François Fortier, University of Ottawa
During much of the 1990s, cyberspace was touted as a new frontier of civil
society emancipation and a liberated zone of resistance with huge potential
for democratic expression and little risk of subjugation. The political horizon
of the digital landscape looks bleaker today. While there was indeed a window
of opportunity when early adopters among civil society organizations were able
to make a dent in the hegemony of dominant groups, the latter have by now largely
conquered new virtual spaces, deploying the tools of controls that reproduce
pre-digital social relations.
By 2007, at least 50 countries worldwide have national digital censorship
programs, while many more, including liberal democracies, impose strict control
regulations on specific contents and for targeted audiences.
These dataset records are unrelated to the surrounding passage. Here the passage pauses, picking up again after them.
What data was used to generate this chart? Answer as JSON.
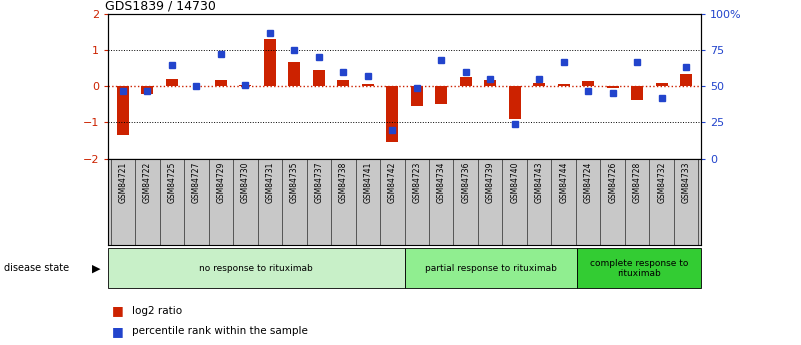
{
  "title": "GDS1839 / 14730",
  "samples": [
    "GSM84721",
    "GSM84722",
    "GSM84725",
    "GSM84727",
    "GSM84729",
    "GSM84730",
    "GSM84731",
    "GSM84735",
    "GSM84737",
    "GSM84738",
    "GSM84741",
    "GSM84742",
    "GSM84723",
    "GSM84734",
    "GSM84736",
    "GSM84739",
    "GSM84740",
    "GSM84743",
    "GSM84744",
    "GSM84724",
    "GSM84726",
    "GSM84728",
    "GSM84732",
    "GSM84733"
  ],
  "log2_ratio": [
    -1.35,
    -0.22,
    0.2,
    0.02,
    0.18,
    0.04,
    1.3,
    0.68,
    0.45,
    0.18,
    0.05,
    -1.55,
    -0.55,
    -0.5,
    0.25,
    0.18,
    -0.9,
    0.1,
    0.06,
    0.15,
    -0.05,
    -0.38,
    0.08,
    0.35
  ],
  "percentile": [
    47,
    47,
    65,
    50,
    72,
    51,
    87,
    75,
    70,
    60,
    57,
    20,
    49,
    68,
    60,
    55,
    24,
    55,
    67,
    47,
    45,
    67,
    42,
    63
  ],
  "groups": [
    {
      "label": "no response to rituximab",
      "start": 0,
      "end": 11,
      "color": "#c8f0c8"
    },
    {
      "label": "partial response to rituximab",
      "start": 12,
      "end": 18,
      "color": "#90ee90"
    },
    {
      "label": "complete response to\nrituximab",
      "start": 19,
      "end": 23,
      "color": "#33cc33"
    }
  ],
  "bar_color_red": "#cc2200",
  "bar_color_blue": "#2244cc",
  "ylim_left": [
    -2,
    2
  ],
  "ylim_right": [
    0,
    100
  ],
  "background_color": "#ffffff",
  "legend_red_label": "log2 ratio",
  "legend_blue_label": "percentile rank within the sample",
  "left_yticks": [
    -2,
    -1,
    0,
    1,
    2
  ],
  "right_yticks": [
    0,
    25,
    50,
    75,
    100
  ],
  "right_yticklabels": [
    "0",
    "25",
    "50",
    "75",
    "100%"
  ]
}
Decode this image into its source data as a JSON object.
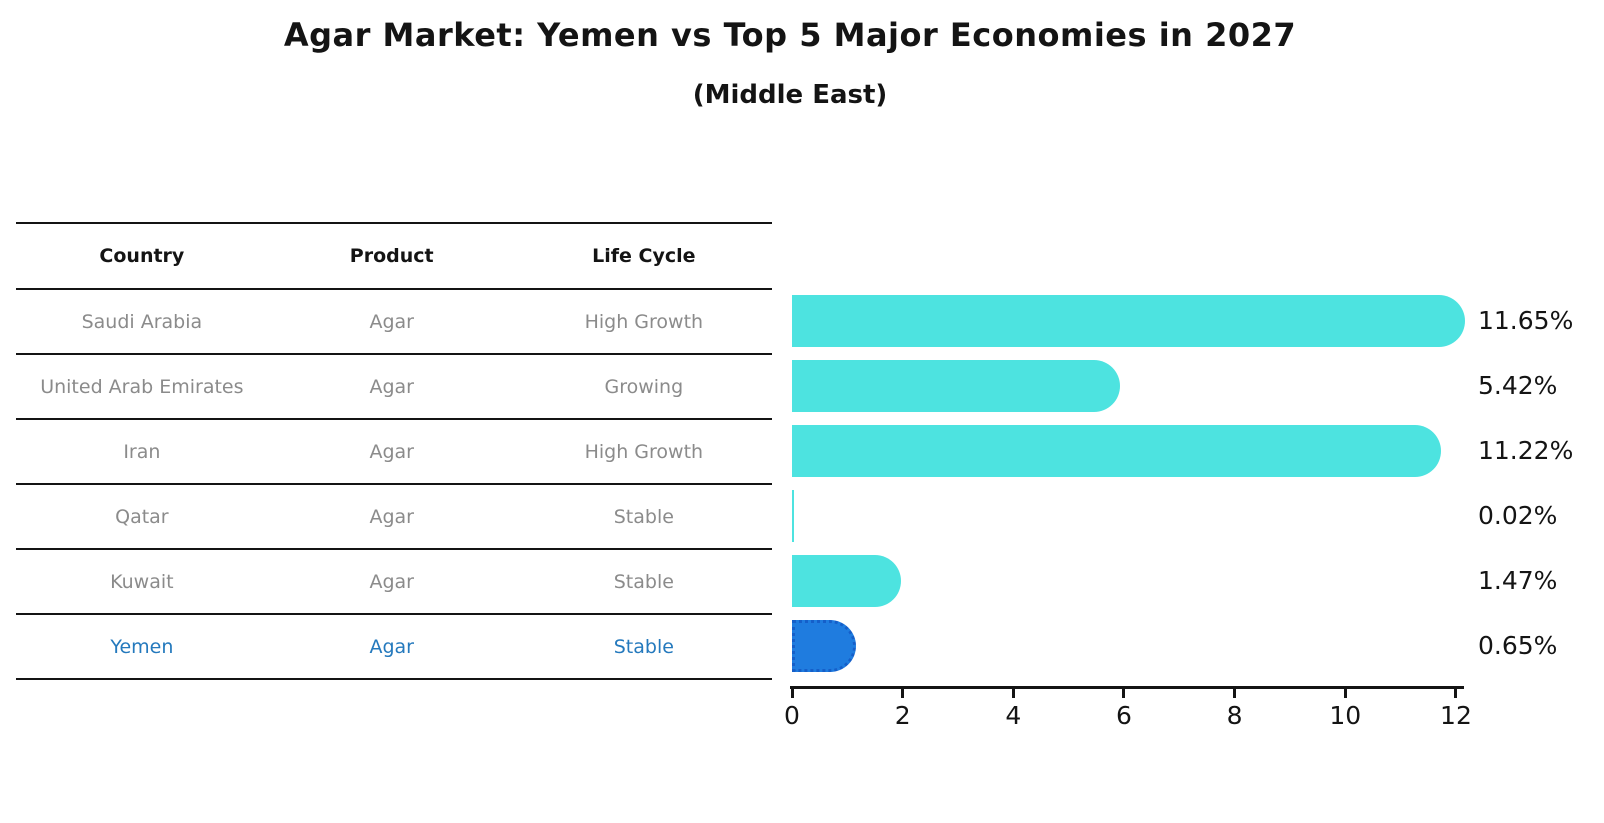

In addition
to censorship, the extent to which surveillance takes places in cyberspace is
still largely unknown, but most likely very extensive – from states intelligence
agencies emboldened by post-9/11 doctrines, policies and resources, corporations
with new interests in data-mining and property rights enforcement, and individuals
with new means of peer “sousveillance”.
This paper will examine the above trends with a focus on South-east Asia
and recent events in this region. It will ask to what extend, and under which
conditions, cyberspace may still carry dissident voices and open channels of
resistance.
Dominique Caouette, Université de Montreal
In recent years, the study of transnational activism and its links to globalization
has become a thriving research area, both in the field of international relations
and political sociology. Transnational activism refers to social movements and
other civil society organizations and individuals operating in coordination
across state borders. Despite its growing richness, the geographic coverage
of this research domain has remained largely confined to North America, Europe,
and Latin America. There are still few analyses tracing the genealogy and the
influence on public policy of such form of collective action in Southeast Asia.
The broadening of the study of transnational activism to rural Southeast Asia
forms the core of this paper. In Southeast Asia, especially since the 1997 financial
crisis, there has been a growing tendency for rural NGOs, social movements,
and activist networks to organize and work transnationally. This paper will
explore how Southeast Asian rural activists are able to connect their claims
rooted in local struggles to those of others in the region. In doing so, I will
try to answer the following questions: Is the emergence and expansion of transnational
activism in Southeast Asia comparable to other regions of the world? What are
the reasons that motivate rural local activists and how do they inscribe their
demands and claims in transnational coalitions, networks and campaigns? And,
in what ways does this participation in such form of collective action might
affect local level activism and influence for public policy changes?